You’re now ready to present MaxiSongCardViewController. Close the assistant editor by pressing Cmd + Return or, alternately, View ▸ Standard Editor ▸ Show Standard Editor.

Open SongViewController.swift. First, add the following extension to the bottom of the file:

extension SongViewController: MiniPlayerDelegate {
  func expandSong(song: Song) {
    //1.
    guard let maxiCard = storyboard?.instantiateViewController(
              withIdentifier: "MaxiSongCardViewController") 
              as? MaxiSongCardViewController else {
      assertionFailure("No view controller ID MaxiSongCardViewController in storyboard")
      return
    }
    
    //2.
    maxiCard.backingImage = view.makeSnapshot()
    //3.
    maxiCard.currentSong = song
    //4.
    present(maxiCard, animated: false)
  }
}

When you tap the mini player, it delegates that action back up to the SongViewController. The mini player should neither know nor care what happens to that action.

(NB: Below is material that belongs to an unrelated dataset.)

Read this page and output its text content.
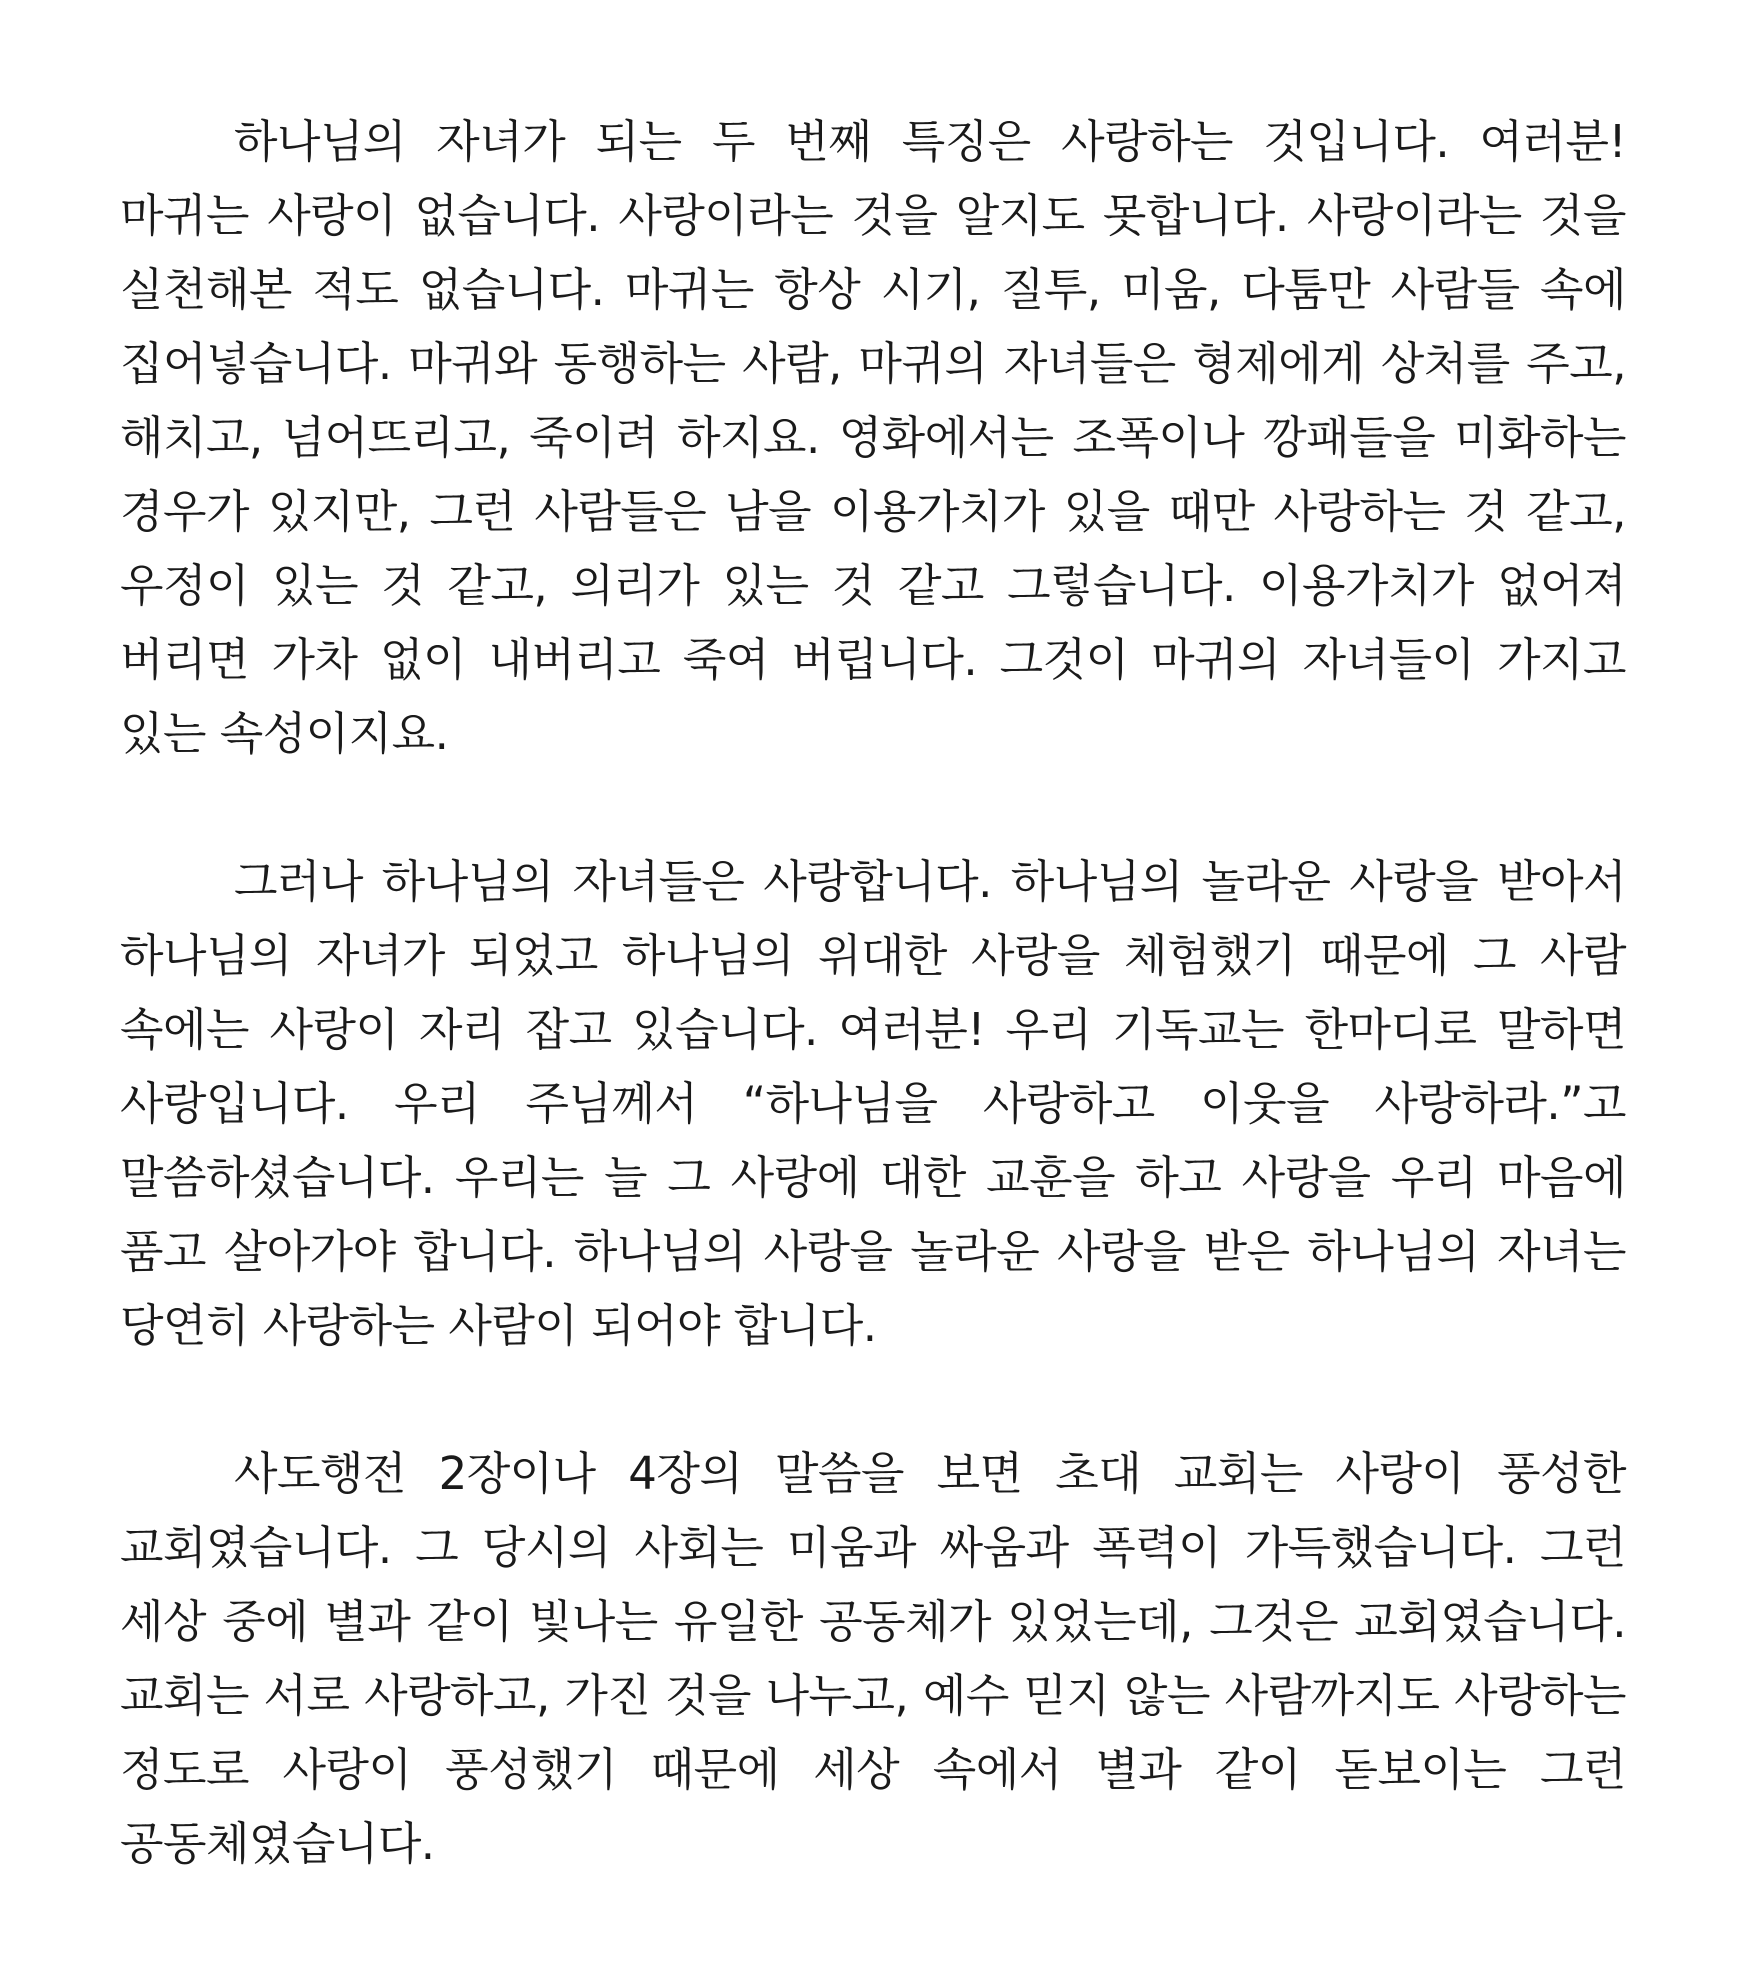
하나님의 자녀가 되는 두 번째 특징은 사랑하는 것입니다. 여러분! 마귀는 사랑이 없습니다. 사랑이라는 것을 알지도 못합니다. 사랑이라는 것을 실천해본 적도 없습니다. 마귀는 항상 시기, 질투, 미움, 다툼만 사람들 속에 집어넣습니다. 마귀와 동행하는 사람, 마귀의 자녀들은 형제에게 상처를 주고, 해치고, 넘어뜨리고, 죽이려 하지요. 영화에서는 조폭이나 깡패들을 미화하는 경우가 있지만, 그런 사람들은 남을 이용가치가 있을 때만 사랑하는 것 같고, 우정이 있는 것 같고, 의리가 있는 것 같고 그렇습니다. 이용가치가 없어져 버리면 가차 없이 내버리고 죽여 버립니다. 그것이 마귀의 자녀들이 가지고 있는 속성이지요.

그러나 하나님의 자녀들은 사랑합니다. 하나님의 놀라운 사랑을 받아서 하나님의 자녀가 되었고 하나님의 위대한 사랑을 체험했기 때문에 그 사람 속에는 사랑이 자리 잡고 있습니다. 여러분! 우리 기독교는 한마디로 말하면 사랑입니다. 우리 주님께서 “하나님을 사랑하고 이웃을 사랑하라.”고 말씀하셨습니다. 우리는 늘 그 사랑에 대한 교훈을 하고 사랑을 우리 마음에 품고 살아가야 합니다. 하나님의 사랑을 놀라운 사랑을 받은 하나님의 자녀는 당연히 사랑하는 사람이 되어야 합니다.

사도행전 2장이나 4장의 말씀을 보면 초대 교회는 사랑이 풍성한 교회였습니다. 그 당시의 사회는 미움과 싸움과 폭력이 가득했습니다. 그런 세상 중에 별과 같이 빛나는 유일한 공동체가 있었는데, 그것은 교회였습니다. 교회는 서로 사랑하고, 가진 것을 나누고, 예수 믿지 않는 사람까지도 사랑하는 정도로 사랑이 풍성했기 때문에 세상 속에서 별과 같이 돋보이는 그런 공동체였습니다.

Let’s go over this step-by-step:

  1. Instantiate MaxiSongCardViewController from the storyboard. You use an assertionFailure within the guard statement to ensure you catch setup errors at design time.
  2. Take a static image of the SongViewController and pass it to the new view controller. makeSnapshot is a helper method provided with the project.
  3. The selected Song object is passed to the MaxiSongCardViewController instance
  4. Present the controller modally with no animation. The presented controller will own its animation sequence.

Next, find the function prepare(for:sender:) and add the following line after miniPlayer = destination:

miniPlayer?.delegate = self

Build and run app, select a song from the catalog, then touch the mini player. You should get an instant blackout. Success!

maxi player has been presented

You can see the status bar has vanished. You’ll fix that now.